The headline build figure rarely includes everything. Planning or a lawful development certificate, structural engineering, and Building Control fees all sit on top, and party wall agreements are common in the city's terraces where you share walls with neighbours.
Finishes are where budgets quietly blow out. Kitchens, flooring, underfloor heating, glazing upgrades and landscaping the disturbed garden can easily add £15,000 to £30,000 on a kitchen extension, so it is worth pricing these early rather than treating them as an afterthought.
Be wary of any quote given before a builder has seen the site, especially in Brighton where access varies so much street to street. A reliable price comes from a measured survey, drawings, and an itemised quotation rather than a rate per square metre alone.
Where possible, get the build broken down into stages with a clear specification for fittings, so you are comparing like with like across builders. A slightly higher quote with everything written down often works out cheaper than a low headline figure full of provisional sums.
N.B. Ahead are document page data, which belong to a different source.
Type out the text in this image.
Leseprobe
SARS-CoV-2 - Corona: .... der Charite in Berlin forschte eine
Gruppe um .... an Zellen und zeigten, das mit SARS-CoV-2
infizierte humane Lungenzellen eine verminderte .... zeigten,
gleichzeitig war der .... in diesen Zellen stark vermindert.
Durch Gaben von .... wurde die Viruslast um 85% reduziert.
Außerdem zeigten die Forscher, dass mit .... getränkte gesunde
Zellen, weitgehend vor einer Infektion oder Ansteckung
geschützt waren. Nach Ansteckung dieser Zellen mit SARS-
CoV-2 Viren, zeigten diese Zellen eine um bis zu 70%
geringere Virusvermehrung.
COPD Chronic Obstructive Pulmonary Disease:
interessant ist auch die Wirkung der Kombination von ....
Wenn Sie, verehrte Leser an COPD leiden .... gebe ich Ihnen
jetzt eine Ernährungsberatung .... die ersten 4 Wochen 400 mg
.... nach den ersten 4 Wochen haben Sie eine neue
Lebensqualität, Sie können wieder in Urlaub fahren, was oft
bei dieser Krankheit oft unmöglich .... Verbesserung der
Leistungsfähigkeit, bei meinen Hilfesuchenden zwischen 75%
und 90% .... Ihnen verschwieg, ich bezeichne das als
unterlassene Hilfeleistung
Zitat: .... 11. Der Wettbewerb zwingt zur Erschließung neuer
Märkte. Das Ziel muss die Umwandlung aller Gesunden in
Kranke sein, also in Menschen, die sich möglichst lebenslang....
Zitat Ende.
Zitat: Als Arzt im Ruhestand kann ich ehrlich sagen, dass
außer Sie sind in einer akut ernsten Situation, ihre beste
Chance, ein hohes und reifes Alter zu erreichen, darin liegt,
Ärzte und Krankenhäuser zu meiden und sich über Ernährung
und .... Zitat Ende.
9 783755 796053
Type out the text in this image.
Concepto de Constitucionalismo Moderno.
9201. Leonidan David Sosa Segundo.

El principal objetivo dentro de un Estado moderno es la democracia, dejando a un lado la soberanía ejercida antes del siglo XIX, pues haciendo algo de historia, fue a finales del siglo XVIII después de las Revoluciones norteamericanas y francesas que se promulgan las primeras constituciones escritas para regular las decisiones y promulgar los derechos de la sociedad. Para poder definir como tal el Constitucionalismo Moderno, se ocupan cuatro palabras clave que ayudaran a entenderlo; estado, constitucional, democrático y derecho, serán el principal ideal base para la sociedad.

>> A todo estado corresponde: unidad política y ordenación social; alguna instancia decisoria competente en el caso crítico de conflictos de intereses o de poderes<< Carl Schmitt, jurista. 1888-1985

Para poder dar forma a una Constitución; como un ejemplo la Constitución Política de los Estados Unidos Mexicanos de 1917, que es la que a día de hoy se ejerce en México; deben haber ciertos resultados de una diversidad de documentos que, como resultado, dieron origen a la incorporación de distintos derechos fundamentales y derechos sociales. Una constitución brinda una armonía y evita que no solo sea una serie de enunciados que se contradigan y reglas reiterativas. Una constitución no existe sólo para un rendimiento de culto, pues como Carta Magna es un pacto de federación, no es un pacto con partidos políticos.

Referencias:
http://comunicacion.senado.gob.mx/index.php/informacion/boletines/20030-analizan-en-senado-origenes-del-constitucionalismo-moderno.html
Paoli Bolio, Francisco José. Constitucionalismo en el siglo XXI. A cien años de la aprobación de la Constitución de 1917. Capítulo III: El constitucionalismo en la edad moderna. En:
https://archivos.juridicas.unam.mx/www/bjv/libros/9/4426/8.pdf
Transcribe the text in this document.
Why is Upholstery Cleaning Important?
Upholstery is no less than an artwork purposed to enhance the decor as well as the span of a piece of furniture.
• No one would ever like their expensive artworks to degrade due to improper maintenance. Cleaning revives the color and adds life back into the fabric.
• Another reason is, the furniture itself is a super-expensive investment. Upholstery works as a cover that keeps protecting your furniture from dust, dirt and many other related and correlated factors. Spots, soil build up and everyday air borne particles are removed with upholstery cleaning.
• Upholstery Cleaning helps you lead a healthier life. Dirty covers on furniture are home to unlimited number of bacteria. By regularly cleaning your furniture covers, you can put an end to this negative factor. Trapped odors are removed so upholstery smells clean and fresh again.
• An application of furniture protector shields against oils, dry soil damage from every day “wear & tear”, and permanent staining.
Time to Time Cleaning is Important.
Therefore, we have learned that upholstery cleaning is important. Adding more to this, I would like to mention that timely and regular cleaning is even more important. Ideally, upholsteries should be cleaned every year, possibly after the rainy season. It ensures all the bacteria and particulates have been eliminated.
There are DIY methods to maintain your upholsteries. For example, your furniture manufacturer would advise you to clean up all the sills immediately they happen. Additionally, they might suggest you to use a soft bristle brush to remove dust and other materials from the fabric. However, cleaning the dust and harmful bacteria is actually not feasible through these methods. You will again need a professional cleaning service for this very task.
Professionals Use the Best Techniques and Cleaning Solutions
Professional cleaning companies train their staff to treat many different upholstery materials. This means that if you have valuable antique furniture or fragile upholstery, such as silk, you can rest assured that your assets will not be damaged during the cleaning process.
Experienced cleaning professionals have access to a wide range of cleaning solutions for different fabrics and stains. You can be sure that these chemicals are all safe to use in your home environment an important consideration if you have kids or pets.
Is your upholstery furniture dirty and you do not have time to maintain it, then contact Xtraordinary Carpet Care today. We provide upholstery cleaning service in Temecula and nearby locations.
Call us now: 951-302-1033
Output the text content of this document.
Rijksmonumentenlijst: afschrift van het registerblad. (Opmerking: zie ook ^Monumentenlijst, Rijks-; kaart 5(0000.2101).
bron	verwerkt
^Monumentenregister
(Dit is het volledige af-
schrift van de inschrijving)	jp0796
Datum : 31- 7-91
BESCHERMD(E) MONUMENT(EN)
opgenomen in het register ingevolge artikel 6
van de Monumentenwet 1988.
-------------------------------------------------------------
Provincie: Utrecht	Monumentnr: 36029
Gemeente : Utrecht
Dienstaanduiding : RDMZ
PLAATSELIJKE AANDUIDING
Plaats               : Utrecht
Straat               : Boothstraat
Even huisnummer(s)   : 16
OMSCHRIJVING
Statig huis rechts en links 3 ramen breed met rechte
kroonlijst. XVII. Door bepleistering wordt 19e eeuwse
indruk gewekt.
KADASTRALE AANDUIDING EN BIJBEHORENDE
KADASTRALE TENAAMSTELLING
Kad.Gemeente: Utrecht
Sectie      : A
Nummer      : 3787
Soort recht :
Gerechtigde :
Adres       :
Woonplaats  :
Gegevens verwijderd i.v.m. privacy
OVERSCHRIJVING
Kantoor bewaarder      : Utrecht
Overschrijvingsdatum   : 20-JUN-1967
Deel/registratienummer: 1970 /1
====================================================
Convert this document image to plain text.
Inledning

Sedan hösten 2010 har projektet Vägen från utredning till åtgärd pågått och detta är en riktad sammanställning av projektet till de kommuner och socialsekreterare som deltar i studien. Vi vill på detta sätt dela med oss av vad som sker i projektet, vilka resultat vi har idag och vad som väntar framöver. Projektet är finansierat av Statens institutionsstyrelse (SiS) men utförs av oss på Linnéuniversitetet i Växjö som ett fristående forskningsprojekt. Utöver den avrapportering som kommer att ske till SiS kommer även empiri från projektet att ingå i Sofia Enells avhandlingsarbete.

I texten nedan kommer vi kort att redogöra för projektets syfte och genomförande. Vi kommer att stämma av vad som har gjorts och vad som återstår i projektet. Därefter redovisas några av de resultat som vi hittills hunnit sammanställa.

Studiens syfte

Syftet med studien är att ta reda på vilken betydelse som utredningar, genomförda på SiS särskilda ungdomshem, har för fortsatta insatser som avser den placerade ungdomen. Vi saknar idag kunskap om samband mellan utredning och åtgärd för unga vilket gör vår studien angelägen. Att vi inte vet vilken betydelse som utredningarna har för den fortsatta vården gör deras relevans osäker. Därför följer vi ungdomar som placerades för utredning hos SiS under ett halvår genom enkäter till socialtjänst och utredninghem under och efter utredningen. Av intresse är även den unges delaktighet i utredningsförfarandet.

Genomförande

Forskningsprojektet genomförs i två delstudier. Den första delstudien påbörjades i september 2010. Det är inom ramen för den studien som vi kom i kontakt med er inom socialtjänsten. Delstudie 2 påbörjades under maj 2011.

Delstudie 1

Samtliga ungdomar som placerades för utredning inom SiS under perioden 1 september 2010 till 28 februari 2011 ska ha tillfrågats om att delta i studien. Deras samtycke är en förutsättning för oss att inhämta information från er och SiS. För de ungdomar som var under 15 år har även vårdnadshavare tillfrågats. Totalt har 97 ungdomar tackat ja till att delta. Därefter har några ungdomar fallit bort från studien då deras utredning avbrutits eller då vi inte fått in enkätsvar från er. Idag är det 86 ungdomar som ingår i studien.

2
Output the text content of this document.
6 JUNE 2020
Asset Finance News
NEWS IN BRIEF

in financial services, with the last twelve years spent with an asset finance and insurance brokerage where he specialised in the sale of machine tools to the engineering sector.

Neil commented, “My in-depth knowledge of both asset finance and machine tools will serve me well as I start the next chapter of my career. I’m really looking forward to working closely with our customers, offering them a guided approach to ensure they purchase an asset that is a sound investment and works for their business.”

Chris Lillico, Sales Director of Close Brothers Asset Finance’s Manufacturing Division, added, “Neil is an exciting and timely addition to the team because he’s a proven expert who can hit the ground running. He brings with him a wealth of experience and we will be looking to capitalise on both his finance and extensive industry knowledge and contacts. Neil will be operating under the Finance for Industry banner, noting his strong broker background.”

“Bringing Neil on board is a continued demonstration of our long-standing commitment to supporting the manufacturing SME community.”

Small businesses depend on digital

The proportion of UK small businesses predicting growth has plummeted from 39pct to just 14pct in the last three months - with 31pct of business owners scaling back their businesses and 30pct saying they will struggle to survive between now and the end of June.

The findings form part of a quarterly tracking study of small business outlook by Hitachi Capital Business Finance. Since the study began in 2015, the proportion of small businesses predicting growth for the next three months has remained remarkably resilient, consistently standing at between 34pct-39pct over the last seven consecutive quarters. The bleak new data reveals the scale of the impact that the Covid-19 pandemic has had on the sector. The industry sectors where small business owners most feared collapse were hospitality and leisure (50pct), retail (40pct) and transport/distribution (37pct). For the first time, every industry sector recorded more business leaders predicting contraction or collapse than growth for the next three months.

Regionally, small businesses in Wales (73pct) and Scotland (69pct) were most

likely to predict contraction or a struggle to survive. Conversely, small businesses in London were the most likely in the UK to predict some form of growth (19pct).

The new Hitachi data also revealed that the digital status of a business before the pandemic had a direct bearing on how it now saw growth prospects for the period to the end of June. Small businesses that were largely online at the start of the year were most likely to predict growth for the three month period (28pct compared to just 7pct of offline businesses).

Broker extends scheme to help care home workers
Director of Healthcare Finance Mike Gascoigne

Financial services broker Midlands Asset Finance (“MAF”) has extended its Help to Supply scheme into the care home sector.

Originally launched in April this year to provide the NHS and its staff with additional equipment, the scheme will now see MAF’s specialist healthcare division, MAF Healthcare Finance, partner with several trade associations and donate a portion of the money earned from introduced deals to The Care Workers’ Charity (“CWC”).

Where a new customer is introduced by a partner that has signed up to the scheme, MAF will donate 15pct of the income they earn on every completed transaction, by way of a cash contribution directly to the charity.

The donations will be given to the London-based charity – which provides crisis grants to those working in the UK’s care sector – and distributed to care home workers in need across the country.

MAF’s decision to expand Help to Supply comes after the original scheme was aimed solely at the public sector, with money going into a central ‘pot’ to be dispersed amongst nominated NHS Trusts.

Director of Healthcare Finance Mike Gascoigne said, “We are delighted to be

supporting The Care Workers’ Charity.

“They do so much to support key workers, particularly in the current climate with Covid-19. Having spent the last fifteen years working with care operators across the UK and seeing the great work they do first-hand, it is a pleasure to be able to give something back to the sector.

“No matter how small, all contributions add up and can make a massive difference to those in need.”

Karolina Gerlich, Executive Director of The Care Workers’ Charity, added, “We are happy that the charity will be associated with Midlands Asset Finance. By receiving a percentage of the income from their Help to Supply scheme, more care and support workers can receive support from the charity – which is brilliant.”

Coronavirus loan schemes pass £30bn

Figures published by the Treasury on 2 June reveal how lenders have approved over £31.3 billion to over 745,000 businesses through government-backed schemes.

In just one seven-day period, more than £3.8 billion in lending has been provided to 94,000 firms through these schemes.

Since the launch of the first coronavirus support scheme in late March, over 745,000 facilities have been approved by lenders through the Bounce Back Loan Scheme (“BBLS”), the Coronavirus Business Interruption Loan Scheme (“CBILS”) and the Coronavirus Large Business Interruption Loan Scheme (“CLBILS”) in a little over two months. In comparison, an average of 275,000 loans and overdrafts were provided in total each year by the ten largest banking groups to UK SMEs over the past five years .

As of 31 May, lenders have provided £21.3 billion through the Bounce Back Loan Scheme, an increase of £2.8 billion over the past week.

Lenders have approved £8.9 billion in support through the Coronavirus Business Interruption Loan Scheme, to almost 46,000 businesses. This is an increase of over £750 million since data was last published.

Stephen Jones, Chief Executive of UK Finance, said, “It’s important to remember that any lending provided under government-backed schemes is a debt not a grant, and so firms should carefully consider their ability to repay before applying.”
Many rear extensions fall under permitted development, but conservation areas and listed buildings, which are common in central Brighton and Hove, usually remove those rights. It is always worth checking with the council or applying for a lawful development certificate before starting.
A typical single storey extension takes around 10 to 16 weeks on site once work begins, depending on size, glazing lead times and groundwork. Restricted access on terraced streets can add a few weeks to that.
A well built kitchen or living extension usually adds value in a strong market like Brighton, though the uplift varies by area and street. Spending sensibly relative to local ceiling prices matters more than spending the most.